Defining on what’s a Vietnam’s traditional lacquer painting, Head of Fine Arts and Photography Department of the Ministry of Culture and Information, Hoang Duc Toan said “Vietnamese lacquer is obtained from the lacquer tree grown in the midland province of Phu Tho. With its shiny, durable black hue, it has for a long time been exploited largely to make fine art products or decorate religious architectural works.
In the 1930s, some Vietnamese artisans and painters started using lacquer as a new medium for Vietnamese modern painting. The pioneers included Dinh Van Thanh, Pham Hau, Tran Quang Tran, Nguyen Gia Tri, To Ngoc Van, Tran Van Can, Nguyen Khang, etc., who laid the foundation for Vietnamese lacquer painting to record splendid achievements later.”
Discussing on Vietnamese traditional lacquer art in the past and at present, some of the delegates held conflicting ideas. Lecturer Do Huu Hue held that the contemporary artists nowadays did not follow the strict technique of making a lacquer. Instead of totally using paint from lacquer tree, some of them sometimes use Japanese industrial paint which help the paintings take less time for drying and therefore, they can create many paintings in a short time. So he held that the quality of the paintings by young artists now are as not good as those made by veteran painters in the past. Meanwhile, fine art critic Nguyen Do Bao raised his voice on the young artists’ side. He said young artists now preserve the traditional lacquer art not by imitating that the elders did but inheriting and developing the original art. Their paintings, according to fine art critic Do Bao, are varied and suitable with the breath of the current life.
Sharing opinion on the issue young artist Nguyen Quoc Huy, who pursues the art of traditional lacquer for dozens of years and has won many high prizes at home and abroad in the category said “Though there’s a small number of artists who do not follow the strict technique of traditional lacquer art, most of young artists now have been active in creating paintings in a new and better manner.”
He also said “ as it’s difficult and takes time, just a few artists follow the traditional lacquer art.
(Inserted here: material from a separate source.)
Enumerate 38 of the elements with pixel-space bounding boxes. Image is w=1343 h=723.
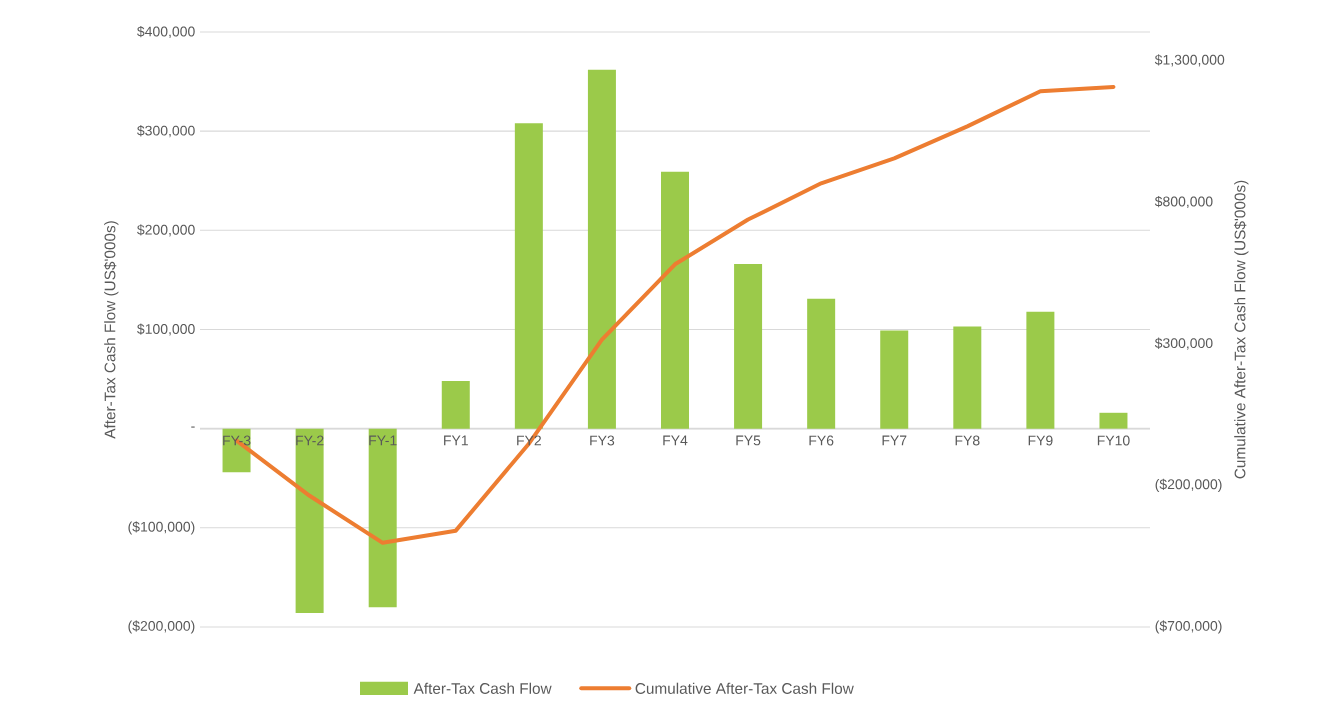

However, it’s hard to master the art, so it always attracts me and I will surely pursue the art to the end.”
He also expressed his wish that one day, an institute on Vietnam’s traditional lacquer art would be set up. The institute, he said, would help classify real and “not real’ traditional lacquer paintings, find out more medium for the art so that the painting would look more beautiful and also honour the art and encourage real lacquer painters.”
Despite different ideas, Vietnam’s traditional lacquer art has seen positive chances, as said by Deputy Head of the Fine Arts and Photography Department Hoang Duc Toan “Over the past century, many generations of Vietnamese painters have made great efforts inheriting and developing this original art. The lacquer palette has been increasingly enriched, from the traditional colours of vermilion, black, yellow, egg-shell white, to modern hues of green, blue, lotus, purple, etc. Lacquer painting is capable of producing patches of delicate colour, magical contours, conventionalised spaces, profound, sparking, strong and contrast lights, imbued with both the realistic and the symbolic. Obviously lacquer painting constitutes a valuable part of the heritage of Vietnam’s modern fine arts.”